MW Kimberly-Clark's dividend hike props up stock despite earnings miss
By Ciara Linnane
2024 was a 'breakthrough' year as company launched a transformation overhaul
Kimberly-Clark Corp.'s stock was flat early Tuesday, after the maker of Huggies diapers, Kleenex tissues and Scott toilet paper raised its quarterly dividend, offsetting a fourth-quarter profit miss.
The company raised the dividend by 3.3% to $1.26, with the new dividend payable April 2 to shareholders of record as of March 7.
Chief Executive Mike Hsu said 2024 was a "breakthrough" year for the company, as it launched a multiyear transformation program and rewired the business into three segments.

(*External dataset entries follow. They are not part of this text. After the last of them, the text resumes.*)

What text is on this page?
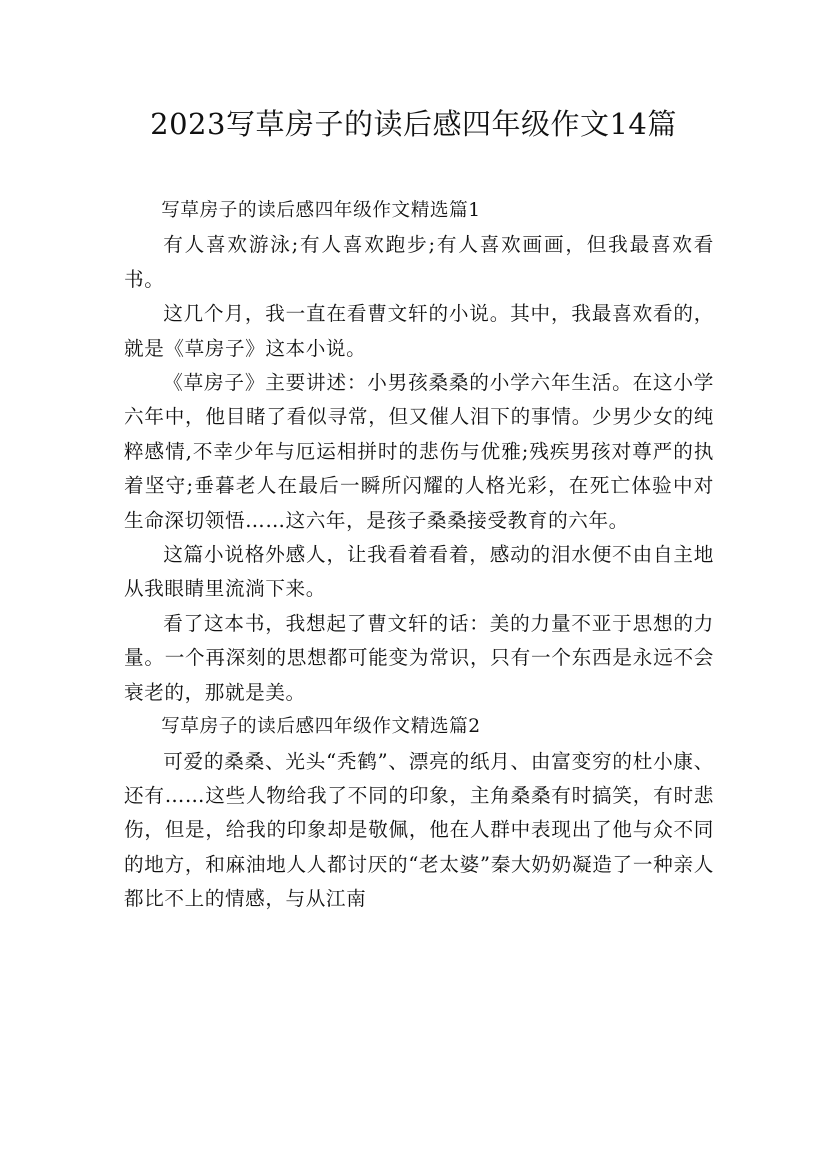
2023写草房子的读后感四年级作文14篇

写草房子的读后感四年级作文精选篇1

有人喜欢游泳;有人喜欢跑步;有人喜欢画画，但我最喜欢看书。

这几个月，我一直在看曹文轩的小说。其中，我最喜欢看的，就是《草房子》这本小说。

《草房子》主要讲述：小男孩桑桑的小学六年生活。在这小学六年中，他目睹了看似寻常，但又催人泪下的事情。少男少女的纯粹感情,不幸少年与厄运相拼时的悲伤与优雅;残疾男孩对尊严的执着坚守;垂暮老人在最后一瞬所闪耀的人格光彩，在死亡体验中对生命深切领悟……这六年，是孩子桑桑接受教育的六年。

这篇小说格外感人，让我看着看着，感动的泪水便不由自主地从我眼睛里流淌下来。

看了这本书，我想起了曹文轩的话：美的力量不亚于思想的力量。一个再深刻的思想都可能变为常识，只有一个东西是永远不会衰老的，那就是美。

写草房子的读后感四年级作文精选篇2

可爱的桑桑、光头“秃鹤”、漂亮的纸月、由富变穷的杜小康、还有……这些人物给我了不同的印象，主角桑桑有时搞笑，有时悲伤，但是，给我的印象却是敬佩，他在人群中表现出了他与众不同的地方，和麻油地人人都讨厌的“老太婆”秦大奶奶凝造了一种亲人都比不上的情感，与从江南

"We delivered organic top-line growth with an upward inflection in volume-plus-mix. This, coupled with improved productivity, has driven strong adjusted profit growth and fueled investments to advance our competitive advantage," Hsu said in prepared remarks.
The Dallas-based company $(KMB)$ had per-share earnings of $1.34, down from $1.50 a year ago, due to charges incurred to cover a transformation plan. Adjusted per-share earnings came to $1.50, just below the $1.51 FactSet consensus.
Sales fell 0.8% to $4.928 billion from $4.970 billion a year ago, just ahead of the $4.855 billion FactSet consensus.
Gross margin was 34.% while adjusted gross margin was 35.4%, up 50 basis points from the year-earlier period, as productivity gains were offset by investments and manufacturing-cost headwinds.
The company said it expects 2025 organic sales, which exclude the impact of currency and acquisitions, to outpace the weighted average growth in the categories and countries in which it competes, which are currently growing at about 2%.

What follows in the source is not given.